Lunchtime Practice Run

No, I didn’t go for a practice run at lunchtime, and I probably never will. Running doesn’t interest me and seems mostly an opportunity for boredom and knee damage. Instead, the title refers to a Practice Lunch.

Since we won’t know whether Q-ster will be eating lunch at kindergarten until the day before school starts, I thought it would be a good idea for him to have lunch away from home at least once, so it would seem more familiar if that ends up being his schedule. We signed him up for “lunch bunch” at preschool, and today he joined some of his friends who regularly attend.

It was also good practice for me to actually pack the lunch, and I go on record in agreeing with the parents who say that one should prepare it the night before in order to make the morning schedule go smoother. Next time.

The little dude ate his sandwich, cherry tomatoes and surprise bite of chocolate, and enjoyed the novelty of carrying his lunch box. I’m totally going to have to subscribe to some kind of lunch idea website, otherwise he’s going to be stuck with turkey sandwiches for months.

We also took both boys to their annual physical checkups today, and the doctor pronounced them both healthy. She took the time to question Q-ster thoroughly, and it was neat to see him interact with an adult like the ready-for-schooler he is. He got a little nervous in repeating his phone number and didn’t quite get it right, but he recited it to me at home correctly afterwards. We’ll have to practice more.
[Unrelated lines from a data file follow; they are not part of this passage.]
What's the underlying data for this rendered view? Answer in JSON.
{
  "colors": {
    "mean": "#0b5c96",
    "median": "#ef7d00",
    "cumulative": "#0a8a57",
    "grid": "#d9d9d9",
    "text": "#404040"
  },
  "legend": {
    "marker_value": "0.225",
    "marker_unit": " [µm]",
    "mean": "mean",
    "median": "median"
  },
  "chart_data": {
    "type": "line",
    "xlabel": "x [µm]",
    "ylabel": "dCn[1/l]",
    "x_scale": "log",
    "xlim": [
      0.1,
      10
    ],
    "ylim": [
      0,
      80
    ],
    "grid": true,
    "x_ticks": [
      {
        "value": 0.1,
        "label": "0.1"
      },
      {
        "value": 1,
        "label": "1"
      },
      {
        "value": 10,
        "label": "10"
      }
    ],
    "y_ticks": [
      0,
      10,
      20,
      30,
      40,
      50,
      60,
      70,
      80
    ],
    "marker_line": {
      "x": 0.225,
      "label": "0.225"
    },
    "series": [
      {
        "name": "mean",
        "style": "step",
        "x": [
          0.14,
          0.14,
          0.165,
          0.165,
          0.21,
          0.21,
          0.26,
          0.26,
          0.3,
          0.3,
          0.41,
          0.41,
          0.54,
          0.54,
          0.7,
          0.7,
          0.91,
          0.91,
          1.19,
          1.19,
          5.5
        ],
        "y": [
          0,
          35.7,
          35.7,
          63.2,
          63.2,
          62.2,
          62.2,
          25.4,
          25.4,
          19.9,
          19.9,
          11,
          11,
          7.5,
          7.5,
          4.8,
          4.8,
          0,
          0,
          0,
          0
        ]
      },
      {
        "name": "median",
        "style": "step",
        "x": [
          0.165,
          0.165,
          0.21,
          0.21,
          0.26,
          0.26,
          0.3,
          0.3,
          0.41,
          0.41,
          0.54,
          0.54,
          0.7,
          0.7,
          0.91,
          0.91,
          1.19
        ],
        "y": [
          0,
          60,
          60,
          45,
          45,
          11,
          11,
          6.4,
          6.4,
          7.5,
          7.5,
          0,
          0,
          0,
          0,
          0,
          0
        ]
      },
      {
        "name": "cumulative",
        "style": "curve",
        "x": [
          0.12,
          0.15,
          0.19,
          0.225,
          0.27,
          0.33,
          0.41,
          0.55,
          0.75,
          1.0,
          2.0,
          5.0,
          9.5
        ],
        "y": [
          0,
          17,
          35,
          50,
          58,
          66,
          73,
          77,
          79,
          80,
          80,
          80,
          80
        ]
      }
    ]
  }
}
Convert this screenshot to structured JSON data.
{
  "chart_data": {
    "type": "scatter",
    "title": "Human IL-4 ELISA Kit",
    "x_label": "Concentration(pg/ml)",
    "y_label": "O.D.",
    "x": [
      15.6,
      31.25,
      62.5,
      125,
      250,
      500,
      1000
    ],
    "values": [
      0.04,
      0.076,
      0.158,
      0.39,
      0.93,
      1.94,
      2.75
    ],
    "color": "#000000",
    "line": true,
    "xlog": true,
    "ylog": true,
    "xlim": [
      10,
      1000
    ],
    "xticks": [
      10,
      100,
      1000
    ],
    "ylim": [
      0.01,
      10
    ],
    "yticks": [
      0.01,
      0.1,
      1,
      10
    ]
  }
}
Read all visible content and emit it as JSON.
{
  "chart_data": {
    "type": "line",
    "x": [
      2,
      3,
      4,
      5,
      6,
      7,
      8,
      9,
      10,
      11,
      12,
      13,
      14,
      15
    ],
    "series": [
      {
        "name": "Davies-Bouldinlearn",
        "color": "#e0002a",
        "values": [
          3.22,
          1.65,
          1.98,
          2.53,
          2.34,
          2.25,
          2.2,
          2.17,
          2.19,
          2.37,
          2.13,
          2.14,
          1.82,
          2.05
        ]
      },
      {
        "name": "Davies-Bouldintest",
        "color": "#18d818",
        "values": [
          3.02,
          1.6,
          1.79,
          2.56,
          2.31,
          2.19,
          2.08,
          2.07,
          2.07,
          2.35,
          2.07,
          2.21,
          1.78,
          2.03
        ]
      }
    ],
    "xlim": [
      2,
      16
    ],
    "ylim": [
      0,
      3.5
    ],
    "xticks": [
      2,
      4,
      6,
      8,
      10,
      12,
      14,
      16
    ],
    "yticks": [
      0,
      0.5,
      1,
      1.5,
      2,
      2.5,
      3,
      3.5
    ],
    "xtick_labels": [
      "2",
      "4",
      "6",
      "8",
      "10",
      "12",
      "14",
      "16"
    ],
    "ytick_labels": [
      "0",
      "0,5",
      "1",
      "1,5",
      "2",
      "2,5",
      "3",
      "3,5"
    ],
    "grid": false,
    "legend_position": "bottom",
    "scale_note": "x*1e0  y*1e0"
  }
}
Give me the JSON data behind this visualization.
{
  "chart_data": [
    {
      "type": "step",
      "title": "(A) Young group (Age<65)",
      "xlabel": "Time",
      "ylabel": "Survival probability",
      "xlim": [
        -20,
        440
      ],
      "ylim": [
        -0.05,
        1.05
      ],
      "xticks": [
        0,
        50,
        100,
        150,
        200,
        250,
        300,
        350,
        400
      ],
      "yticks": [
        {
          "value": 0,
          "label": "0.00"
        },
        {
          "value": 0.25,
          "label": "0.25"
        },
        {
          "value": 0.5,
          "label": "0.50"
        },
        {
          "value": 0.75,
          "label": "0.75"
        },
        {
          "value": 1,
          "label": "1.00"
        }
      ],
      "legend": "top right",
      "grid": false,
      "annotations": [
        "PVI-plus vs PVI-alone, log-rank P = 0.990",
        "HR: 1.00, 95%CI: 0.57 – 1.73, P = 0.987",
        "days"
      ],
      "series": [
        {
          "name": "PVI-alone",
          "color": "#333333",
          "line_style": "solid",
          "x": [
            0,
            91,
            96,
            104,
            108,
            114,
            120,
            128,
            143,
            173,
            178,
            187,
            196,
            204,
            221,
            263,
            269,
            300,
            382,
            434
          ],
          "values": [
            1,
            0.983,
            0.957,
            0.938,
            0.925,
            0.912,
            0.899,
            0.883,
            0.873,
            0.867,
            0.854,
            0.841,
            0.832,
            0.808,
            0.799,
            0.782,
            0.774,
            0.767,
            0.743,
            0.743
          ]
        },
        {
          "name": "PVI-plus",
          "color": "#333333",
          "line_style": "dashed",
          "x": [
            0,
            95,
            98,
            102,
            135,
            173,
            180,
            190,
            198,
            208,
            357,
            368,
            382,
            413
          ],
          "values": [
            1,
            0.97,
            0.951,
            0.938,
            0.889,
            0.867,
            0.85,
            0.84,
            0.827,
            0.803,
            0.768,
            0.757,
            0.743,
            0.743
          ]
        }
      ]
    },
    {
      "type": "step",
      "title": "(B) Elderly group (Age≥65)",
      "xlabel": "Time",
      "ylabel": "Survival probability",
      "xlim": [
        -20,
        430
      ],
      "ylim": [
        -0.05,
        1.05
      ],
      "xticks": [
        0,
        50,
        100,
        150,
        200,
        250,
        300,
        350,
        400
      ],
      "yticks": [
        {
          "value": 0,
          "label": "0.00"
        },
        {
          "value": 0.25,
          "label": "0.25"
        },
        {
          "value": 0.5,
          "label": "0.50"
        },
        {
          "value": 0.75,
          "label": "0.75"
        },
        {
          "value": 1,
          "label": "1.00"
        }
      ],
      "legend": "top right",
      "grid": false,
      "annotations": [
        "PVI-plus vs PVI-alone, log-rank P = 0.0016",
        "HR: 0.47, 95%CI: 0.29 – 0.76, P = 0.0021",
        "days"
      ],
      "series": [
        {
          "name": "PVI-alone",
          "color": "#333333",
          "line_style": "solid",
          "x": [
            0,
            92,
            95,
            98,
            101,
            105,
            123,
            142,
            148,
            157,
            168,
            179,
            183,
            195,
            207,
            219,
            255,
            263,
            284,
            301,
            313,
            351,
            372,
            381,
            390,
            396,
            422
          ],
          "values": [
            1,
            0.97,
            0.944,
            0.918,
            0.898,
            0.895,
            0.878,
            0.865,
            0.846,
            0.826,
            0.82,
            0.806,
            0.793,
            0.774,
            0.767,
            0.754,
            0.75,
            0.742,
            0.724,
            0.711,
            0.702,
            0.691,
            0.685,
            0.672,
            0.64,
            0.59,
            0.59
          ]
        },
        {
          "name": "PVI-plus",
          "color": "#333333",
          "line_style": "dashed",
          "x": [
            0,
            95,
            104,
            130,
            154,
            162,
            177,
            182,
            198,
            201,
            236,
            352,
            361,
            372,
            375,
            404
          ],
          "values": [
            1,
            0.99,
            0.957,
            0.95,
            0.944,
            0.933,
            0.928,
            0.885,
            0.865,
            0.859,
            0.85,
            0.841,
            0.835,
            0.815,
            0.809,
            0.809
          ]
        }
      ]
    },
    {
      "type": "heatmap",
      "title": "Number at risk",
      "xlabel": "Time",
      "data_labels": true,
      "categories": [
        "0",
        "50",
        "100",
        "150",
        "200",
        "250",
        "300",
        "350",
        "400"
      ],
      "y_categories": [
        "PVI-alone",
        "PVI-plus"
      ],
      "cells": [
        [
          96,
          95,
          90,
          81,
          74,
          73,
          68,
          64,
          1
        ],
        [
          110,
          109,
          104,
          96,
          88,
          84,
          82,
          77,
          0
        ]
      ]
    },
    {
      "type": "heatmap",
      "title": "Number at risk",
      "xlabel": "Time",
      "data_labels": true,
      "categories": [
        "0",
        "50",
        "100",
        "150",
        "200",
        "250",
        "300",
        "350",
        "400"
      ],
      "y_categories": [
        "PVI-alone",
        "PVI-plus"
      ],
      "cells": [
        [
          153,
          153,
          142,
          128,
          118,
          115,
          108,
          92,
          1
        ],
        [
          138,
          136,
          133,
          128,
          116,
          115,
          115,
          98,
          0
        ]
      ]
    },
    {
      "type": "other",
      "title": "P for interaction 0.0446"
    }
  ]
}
We told the doctor that he was reading pretty well, and she mused that being ‘ahead’ sometimes makes kids bored in class, but we mentioned our school district and she immediately agreed that he’d fit right in. I expect lots of the kids will be reading. However, we didn’t help him learn to read because we were trying to get ahead. We just helped him because we would have had to refuse to answer his questions and withhold information to keep him from reading.

This is where I don’t understand the educational theories that say you shouldn’t teach kids to read until age 7 (Waldorf, I think.) The little dude was puzzling things out for a long time, and loves to be able to read street signs, cereal boxes, and make sense of the world around him. It’s also where it becomes obvious exactly what a handicap illiteracy is for adults.

Off soapbox. There is an unfortunate side effect to the reading, and that is now Q-ster can tell that his father has a stash of Star Wars action figures tucked away in the garage. “Look, that box says Star Wars!”

Back at the doctor’s office, Buster told the doctor repeatedly that he was five (like his big brother), and she was amused. He’s growing well, and did his best to show his gymnastic tendencies in the confines of the office. We are grateful to have two healthy kids!

~
In completely unrelated news, Guy Kawasaki posted two interesting articles today: How to be Persuasive and How to be Fascinating.

3 comments:

Bob said...

Great checkup.
Q-ster found the advantage of being able to read, no turning back now.
Both articles are great, especially the first one.

mayberry said...

I have wondered the same thing about Waldorf. Some kids are just early readers. I don't see any need to push and pressure those who aren't ready, but it also seems silly to hold back those who are.

We just found out the kindergarten teacher at our school is leaving. There goes years of careful prep for our new kindergartner! He's all excited to be in Mrs. B's class.

Amber said...

You know, when I try to get adventurous with the daycare lunch, my 5-year-old rebels. Sometimes they LIKE eating turkey sandwiches for months on end. Or, in our case, pasta.